Although he said Bailey should have been prepared to testify, Thompson said that Bailey, who assumed the chairmanship this summer, could have received better advice from his department. Nevertheless, the Department of Public Works recommended that the mayor appoint a new hacker's board chairman, Thompson said.

The mayor appointed Stanley K. Foshee, who works as a hearing examiner for the city's traffic adjudication division, another part of the public works department. Bailey remains on the board, Thompson said.

The 13-member hacker's board is made up of one government representative, six from the taxicab industry and six city residents. Each complaint filed with the board is heard by a three-member panel. Board members estimate that there is a backlog of about 200 cases.

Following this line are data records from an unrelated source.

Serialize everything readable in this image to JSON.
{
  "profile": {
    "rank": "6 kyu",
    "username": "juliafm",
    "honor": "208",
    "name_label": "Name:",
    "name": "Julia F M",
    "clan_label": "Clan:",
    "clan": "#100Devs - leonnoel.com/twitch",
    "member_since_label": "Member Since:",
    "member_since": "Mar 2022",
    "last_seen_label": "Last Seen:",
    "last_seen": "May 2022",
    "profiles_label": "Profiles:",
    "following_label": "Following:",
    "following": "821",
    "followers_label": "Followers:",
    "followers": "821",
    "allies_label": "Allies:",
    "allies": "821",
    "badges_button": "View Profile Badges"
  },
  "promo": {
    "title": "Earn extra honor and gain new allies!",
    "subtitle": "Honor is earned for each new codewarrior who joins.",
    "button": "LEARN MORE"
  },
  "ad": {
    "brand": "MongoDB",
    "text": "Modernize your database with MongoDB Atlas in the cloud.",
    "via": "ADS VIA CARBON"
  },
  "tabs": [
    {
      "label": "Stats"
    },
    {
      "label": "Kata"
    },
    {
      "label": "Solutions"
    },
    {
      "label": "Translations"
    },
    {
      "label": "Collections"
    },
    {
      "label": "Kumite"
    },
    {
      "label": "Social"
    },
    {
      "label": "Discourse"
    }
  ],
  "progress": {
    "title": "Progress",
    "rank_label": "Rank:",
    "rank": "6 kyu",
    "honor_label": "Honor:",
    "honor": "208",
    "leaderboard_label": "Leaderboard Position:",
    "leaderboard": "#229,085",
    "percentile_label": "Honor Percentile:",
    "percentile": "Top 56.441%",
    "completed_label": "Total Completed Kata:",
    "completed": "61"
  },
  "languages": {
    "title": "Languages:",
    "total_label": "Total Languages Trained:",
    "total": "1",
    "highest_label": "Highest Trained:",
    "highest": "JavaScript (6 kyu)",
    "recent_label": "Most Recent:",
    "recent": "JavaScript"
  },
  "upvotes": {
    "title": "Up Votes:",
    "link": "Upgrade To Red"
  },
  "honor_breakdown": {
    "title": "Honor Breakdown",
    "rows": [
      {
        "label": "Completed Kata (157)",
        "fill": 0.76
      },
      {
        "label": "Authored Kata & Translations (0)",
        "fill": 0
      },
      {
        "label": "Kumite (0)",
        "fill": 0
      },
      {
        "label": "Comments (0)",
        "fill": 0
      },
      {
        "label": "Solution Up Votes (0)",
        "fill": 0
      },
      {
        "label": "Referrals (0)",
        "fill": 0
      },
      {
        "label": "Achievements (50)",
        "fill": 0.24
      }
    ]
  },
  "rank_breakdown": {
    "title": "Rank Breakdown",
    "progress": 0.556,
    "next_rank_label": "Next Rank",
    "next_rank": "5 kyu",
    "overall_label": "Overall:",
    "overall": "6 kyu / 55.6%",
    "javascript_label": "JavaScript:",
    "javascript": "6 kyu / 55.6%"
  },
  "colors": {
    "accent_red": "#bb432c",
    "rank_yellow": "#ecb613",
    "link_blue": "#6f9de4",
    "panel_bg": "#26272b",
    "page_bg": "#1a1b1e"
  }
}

Meanwhile, Thompson acknowledged that he met with board members on Monday and proposed using hearing examiners who now hear minor traffic cases to also decide the taxi complaints.

Thompson stressed that his proposal, which would confine the hacker's board to hearing appeals of the hearing examiners' decisions, is not an official proposal and it had not been presented to the mayor.

"I think I can more effectively run that operation by assigning a hearing examiner," said Thompson, a former hacker's board chairman. "It would be a more orderly process. There is a tendency to creep into a backlog of cases mainly because of the number of people involved."

But board members have taken the proposal very seriously, and in a heated meeting with Thompson charged that a single hearing examiner would be an unfair method.

"We don't like it at all," said William J. Wright, a board member and the chairman of the Taxicab Industry Group. "We feel that there would be hearing examiners who may not understand the problems of hackers. There would be no industry representative as there is now, and we feel that that is crucial to giving the hackers a fair shake."

Wright said that some board members plan to appeal to the mayor to allow the board to continue hearing complaints.

Meanwhile, the City Council is scheduled to vote on Crawford's bill on Tuesday. The bill has been changed substantially and is expected to be further amended to drop a two-year residency requirement for all drivers, including those who already have a license, and a provision that would require all drivers to take a college training course on industry regulations and to learn their way around the District.